Во время одного из заседаний Руководящего совета косвенно был затронут этот вопрос, когда президент словно невзначай упомянул о том, что «лучше иметь одно из изданий Общества, чем Библию». Во время этой встречи Карл Клейн начал довольно неосторожно критиковать Эда Данлэпа, члена Писательского отдела и бывшего секретаря Школы Галаад, за то, что в написанном им материале вместо словосочетания «Руководящий совет» было использовано выражение «центральный совет старейшин». (Не являясь членом Руководящего совета, Эд, конечно же, на заседании не присутствовал и ответить на выдвигаемую против него критику не мог.) С момента написания материала прошло около двух лет, и Клейн заводил этот разговор на заседаниях Совета уже в третий раз. Он излагал свою точку зрения с большим возбуждением в голосе (и даже попросил прощения за то, что говорил довольно громко и страстно, напомнив другим членам Совета, что «его отец был проповедником, во время выступлений которого никто ни разу не уснул»), высказав обеспокоенность по поводу того, что он считал коварной попыткой дискредитировать использование выражения «Руководящий совет». Несколько членов Совета высказали свои замечания, в целом довольно умеренные. Когда слово было дано мне, я отметил, что не вижу причины считать это проблемой, и что даже в литературе Общества на французском языке стандартным переводом словосочетания «Руководящий совет» были слова Collиge Central , которые переводятся просто «центральный совет». Я также сказал, что вместо словосочетания «Руководящий совет» лично я предпочел бы какое–нибудь другое название, так как существующее понятие подразумевало, что одна группа людей руководит всеми остальными.

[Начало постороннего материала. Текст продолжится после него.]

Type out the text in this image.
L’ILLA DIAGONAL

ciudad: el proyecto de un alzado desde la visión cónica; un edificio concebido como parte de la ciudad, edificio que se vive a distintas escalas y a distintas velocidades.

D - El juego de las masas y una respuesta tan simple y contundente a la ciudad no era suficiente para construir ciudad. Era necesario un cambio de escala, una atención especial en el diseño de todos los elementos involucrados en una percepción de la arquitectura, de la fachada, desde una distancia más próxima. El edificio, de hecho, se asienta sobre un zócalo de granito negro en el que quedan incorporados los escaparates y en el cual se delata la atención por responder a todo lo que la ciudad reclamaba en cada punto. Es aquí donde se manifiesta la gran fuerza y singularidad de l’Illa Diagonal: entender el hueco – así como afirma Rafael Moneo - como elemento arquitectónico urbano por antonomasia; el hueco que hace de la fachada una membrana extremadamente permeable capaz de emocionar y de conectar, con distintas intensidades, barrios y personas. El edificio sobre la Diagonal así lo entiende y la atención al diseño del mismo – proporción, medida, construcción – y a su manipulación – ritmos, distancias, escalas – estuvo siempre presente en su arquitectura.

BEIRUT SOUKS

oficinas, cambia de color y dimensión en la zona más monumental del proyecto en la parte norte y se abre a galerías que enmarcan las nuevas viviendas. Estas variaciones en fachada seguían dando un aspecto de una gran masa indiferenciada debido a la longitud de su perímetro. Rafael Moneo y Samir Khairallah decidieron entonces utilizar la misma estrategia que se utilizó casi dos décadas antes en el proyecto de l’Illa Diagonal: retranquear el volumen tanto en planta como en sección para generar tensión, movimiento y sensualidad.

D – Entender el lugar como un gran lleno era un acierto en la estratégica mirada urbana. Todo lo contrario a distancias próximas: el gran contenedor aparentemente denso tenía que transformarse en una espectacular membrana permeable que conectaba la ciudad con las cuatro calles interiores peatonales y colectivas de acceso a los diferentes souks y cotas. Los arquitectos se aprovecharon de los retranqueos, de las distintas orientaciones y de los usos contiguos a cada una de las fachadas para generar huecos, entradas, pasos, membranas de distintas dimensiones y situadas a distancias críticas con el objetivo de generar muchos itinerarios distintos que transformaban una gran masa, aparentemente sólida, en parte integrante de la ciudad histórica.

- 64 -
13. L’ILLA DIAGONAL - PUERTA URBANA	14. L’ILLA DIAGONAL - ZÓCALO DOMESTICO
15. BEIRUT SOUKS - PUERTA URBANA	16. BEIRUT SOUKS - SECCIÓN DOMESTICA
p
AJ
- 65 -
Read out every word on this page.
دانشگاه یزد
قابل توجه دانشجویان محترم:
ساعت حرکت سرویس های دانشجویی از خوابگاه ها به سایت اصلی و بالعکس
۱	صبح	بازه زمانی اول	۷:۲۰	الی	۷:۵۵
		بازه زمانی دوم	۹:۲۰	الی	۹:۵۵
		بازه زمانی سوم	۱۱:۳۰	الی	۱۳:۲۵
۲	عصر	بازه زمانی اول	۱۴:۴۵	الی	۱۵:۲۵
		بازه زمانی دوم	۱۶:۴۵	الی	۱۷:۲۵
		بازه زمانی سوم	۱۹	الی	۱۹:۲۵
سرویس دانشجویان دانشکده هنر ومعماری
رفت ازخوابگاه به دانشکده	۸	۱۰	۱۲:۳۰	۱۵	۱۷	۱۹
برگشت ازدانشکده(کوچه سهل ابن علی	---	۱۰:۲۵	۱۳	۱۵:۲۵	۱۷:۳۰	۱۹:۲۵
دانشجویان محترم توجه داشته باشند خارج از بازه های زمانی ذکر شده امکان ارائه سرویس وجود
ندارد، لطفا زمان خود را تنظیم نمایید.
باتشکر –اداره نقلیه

В ответ Клейн сказал, что аргументы, высказанные мной и другими членами Совета, были недостаточно весомы, и что проблема действительно была серьезной. Говоря с большим пафосом, он воскликнул: «И вообще, что плохого в названии „Руководящий совет“? Мы и ЕСТЬ руководители. Мы РУКОВОДИМ!».

Тогда я подумал: «Да, мы руководители, мы руководим, но так ли все должно быть?». Однако из слов Карла Клейна было видно, что большей проблемой для него был Эд Данлэп, нежели написанный им материал, поэтому Руководящий совет просто оставил этот вопрос без внимания, решив не принимать никакого конкретного решения[30].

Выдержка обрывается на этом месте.